The True Cost of Multi-tasking

Picture of a sunset over water
My view last week “off the grid”

I spent last week “off the grid” on an island in Lake Michigan.  No internet, no email, no cell phones. It was different, interesting, and strange. I was actually glad to get back to the grid. But the experience made me think. The major difference for me was that I stopped “multi-tasking”.

Task switching, not multi-tasking —  A while ago I wrote a post about multi-tasking, and the research at Stanford that shows that even younger people aren’t good at multi-tasking.  But the term multi-tasking is actually a misnomer. People can’t actually do more than one task at a time. Instead we switch tasks. So the term that is used in the research is “task switching”.

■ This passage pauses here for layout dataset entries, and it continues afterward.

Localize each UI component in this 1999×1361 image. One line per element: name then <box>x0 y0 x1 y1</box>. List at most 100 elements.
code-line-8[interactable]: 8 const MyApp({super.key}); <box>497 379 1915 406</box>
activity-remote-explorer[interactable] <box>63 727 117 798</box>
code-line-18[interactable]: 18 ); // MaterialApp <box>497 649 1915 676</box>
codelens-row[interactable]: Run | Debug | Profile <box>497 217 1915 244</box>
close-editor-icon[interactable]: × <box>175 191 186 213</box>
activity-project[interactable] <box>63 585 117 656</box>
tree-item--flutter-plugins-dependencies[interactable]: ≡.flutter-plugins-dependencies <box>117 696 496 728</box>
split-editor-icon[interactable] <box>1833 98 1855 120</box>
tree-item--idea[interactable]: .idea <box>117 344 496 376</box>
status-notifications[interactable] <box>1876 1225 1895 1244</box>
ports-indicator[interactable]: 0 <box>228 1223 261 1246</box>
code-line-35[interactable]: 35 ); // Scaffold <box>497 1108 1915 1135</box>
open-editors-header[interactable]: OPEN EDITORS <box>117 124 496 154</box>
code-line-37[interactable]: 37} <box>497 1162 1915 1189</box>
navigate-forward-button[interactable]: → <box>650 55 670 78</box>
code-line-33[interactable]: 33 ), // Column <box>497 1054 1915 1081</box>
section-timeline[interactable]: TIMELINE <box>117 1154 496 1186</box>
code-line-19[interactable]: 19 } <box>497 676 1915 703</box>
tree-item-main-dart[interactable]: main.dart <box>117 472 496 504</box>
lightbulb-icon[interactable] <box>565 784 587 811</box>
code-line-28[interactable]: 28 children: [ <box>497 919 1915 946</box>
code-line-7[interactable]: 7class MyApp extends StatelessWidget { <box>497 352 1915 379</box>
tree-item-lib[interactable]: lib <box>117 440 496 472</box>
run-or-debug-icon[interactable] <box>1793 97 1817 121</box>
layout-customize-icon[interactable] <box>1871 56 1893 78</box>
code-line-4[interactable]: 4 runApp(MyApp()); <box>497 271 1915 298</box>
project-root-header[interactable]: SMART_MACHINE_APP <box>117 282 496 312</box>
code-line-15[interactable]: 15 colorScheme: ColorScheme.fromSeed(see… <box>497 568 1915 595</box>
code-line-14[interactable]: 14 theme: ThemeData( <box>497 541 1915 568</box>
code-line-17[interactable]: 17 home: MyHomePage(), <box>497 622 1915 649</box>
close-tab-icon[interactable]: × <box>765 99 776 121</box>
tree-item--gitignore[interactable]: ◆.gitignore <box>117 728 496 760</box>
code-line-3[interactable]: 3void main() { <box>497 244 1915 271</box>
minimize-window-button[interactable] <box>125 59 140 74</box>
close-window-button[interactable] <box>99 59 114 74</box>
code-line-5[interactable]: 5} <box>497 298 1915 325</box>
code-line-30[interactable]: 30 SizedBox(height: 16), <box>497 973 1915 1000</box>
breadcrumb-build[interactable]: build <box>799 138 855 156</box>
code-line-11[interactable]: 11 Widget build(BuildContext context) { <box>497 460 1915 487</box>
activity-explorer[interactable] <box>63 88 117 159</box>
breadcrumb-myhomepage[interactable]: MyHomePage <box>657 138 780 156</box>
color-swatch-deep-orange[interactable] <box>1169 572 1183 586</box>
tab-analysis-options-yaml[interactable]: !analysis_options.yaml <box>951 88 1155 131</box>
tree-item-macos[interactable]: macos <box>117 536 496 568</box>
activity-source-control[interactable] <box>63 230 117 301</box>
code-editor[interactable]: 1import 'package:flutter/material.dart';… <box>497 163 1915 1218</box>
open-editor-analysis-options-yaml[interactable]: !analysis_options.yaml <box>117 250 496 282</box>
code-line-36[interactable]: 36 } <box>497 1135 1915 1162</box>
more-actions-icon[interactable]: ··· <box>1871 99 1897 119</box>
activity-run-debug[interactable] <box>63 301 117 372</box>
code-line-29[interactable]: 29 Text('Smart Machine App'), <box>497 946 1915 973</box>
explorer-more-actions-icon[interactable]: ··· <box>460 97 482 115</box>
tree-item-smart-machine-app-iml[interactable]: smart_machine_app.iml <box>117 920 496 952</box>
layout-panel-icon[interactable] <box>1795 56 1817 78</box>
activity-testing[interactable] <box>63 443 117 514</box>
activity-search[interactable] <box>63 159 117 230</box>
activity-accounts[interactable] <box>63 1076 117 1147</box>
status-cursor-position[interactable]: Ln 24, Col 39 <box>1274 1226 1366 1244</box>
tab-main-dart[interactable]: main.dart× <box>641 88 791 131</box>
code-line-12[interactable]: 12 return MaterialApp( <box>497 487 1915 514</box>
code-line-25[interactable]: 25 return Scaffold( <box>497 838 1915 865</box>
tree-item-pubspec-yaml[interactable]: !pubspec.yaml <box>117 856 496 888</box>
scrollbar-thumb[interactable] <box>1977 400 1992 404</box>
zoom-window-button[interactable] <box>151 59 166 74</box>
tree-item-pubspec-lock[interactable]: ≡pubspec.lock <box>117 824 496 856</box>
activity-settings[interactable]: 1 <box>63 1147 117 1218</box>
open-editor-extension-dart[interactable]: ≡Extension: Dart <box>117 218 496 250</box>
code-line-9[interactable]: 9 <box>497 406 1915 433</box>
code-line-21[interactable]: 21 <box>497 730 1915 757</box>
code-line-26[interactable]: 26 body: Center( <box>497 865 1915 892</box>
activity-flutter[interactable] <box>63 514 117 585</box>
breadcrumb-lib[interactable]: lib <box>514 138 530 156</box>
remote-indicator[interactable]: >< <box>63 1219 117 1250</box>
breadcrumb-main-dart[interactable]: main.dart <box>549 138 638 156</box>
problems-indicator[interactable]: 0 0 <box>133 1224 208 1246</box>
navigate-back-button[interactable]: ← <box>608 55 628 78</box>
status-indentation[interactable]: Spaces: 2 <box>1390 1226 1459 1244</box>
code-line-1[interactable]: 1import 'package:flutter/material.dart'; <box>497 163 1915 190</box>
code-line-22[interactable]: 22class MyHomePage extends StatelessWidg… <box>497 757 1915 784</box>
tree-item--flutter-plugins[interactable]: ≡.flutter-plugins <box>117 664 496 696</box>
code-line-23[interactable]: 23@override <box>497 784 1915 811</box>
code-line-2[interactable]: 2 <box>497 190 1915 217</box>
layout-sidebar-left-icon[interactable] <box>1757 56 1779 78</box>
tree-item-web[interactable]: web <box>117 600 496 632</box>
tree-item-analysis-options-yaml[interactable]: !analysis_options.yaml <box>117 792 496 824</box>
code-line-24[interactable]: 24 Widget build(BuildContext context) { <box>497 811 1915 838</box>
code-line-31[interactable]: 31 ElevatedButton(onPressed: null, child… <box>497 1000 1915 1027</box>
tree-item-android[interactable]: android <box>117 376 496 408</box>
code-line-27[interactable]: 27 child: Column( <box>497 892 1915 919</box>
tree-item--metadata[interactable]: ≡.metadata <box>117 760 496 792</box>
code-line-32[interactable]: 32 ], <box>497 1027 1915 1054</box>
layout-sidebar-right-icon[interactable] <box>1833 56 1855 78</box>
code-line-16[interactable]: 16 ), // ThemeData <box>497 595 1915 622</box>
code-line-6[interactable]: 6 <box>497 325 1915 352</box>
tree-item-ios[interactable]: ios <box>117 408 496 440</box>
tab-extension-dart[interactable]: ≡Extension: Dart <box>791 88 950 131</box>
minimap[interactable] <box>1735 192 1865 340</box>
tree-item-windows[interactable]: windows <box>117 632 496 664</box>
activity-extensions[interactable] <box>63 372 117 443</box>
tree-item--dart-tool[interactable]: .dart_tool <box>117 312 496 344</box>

Task switching is “expensive” — There has been a lot of research on task switching. Here’s what we know from the research:

  • It takes more time to get tasks completed if you switch between them than if you do them one at a time.
  • You make more errors when you switch than if you do one task at a time.
  • If the tasks are complex then these time and error penalties increase.
  • Each task switch might waste only 1/10th of a second, but if you do a lot of switching in a day it can add up to a loss of 40% of your productivity.
  • Task switching involves several parts of your brain: Brain scans during task switching show activity in four major areas: the pre-frontal cortex is involved in shifting and focusing your attention, and selecting which task to do when. The posterior parietal lobe activates rules for each task you switch to, the anterior cingulate gyrus monitors errors, and the pre-motor cortex is preparing for you to move in some way.
Does having more communication channels encourage task switching? When I was off the grid I found that I started doing one task at a time. I would do one thing for several minutes, and in many cases several hours. I believe that being online encourages task switching. When you can go from email to chat to texting to twitter to phone to facebook you switch tasks more. When I was off the grid all my channels were gone. So instead I spent time with one task and with one program. One day I worked in IPhoto for 3 hours straight.
Additional costs– One last insight from my week off the grid: I was much less agitated. It’s my hypothesis that task switching not only wastes time and increases errors. Task switching causes fatigue, exhaustion and agitation.
Less task switching = more happiness? — Now that I am back on the grid I wonder if I can break the task switching addiction and improve my mood, energy, happiness, productivity, and error rate? Can I beat the task switching habit?
What do you think? Have you been able to do less task switching? Have you tried?
And for those of you who like to check out the research:

Meyer, D. E., Evans, J. E., Lauber, E. J., Gmeindl, L., Rubinstein, J., Junck, L., & Koeppe, R. A. (1998). The role of dorsolateral prefrontal cortex for executive cognitive processes in task switching. Journal of Cognitive Neuroscience, 1998, Vol. 10.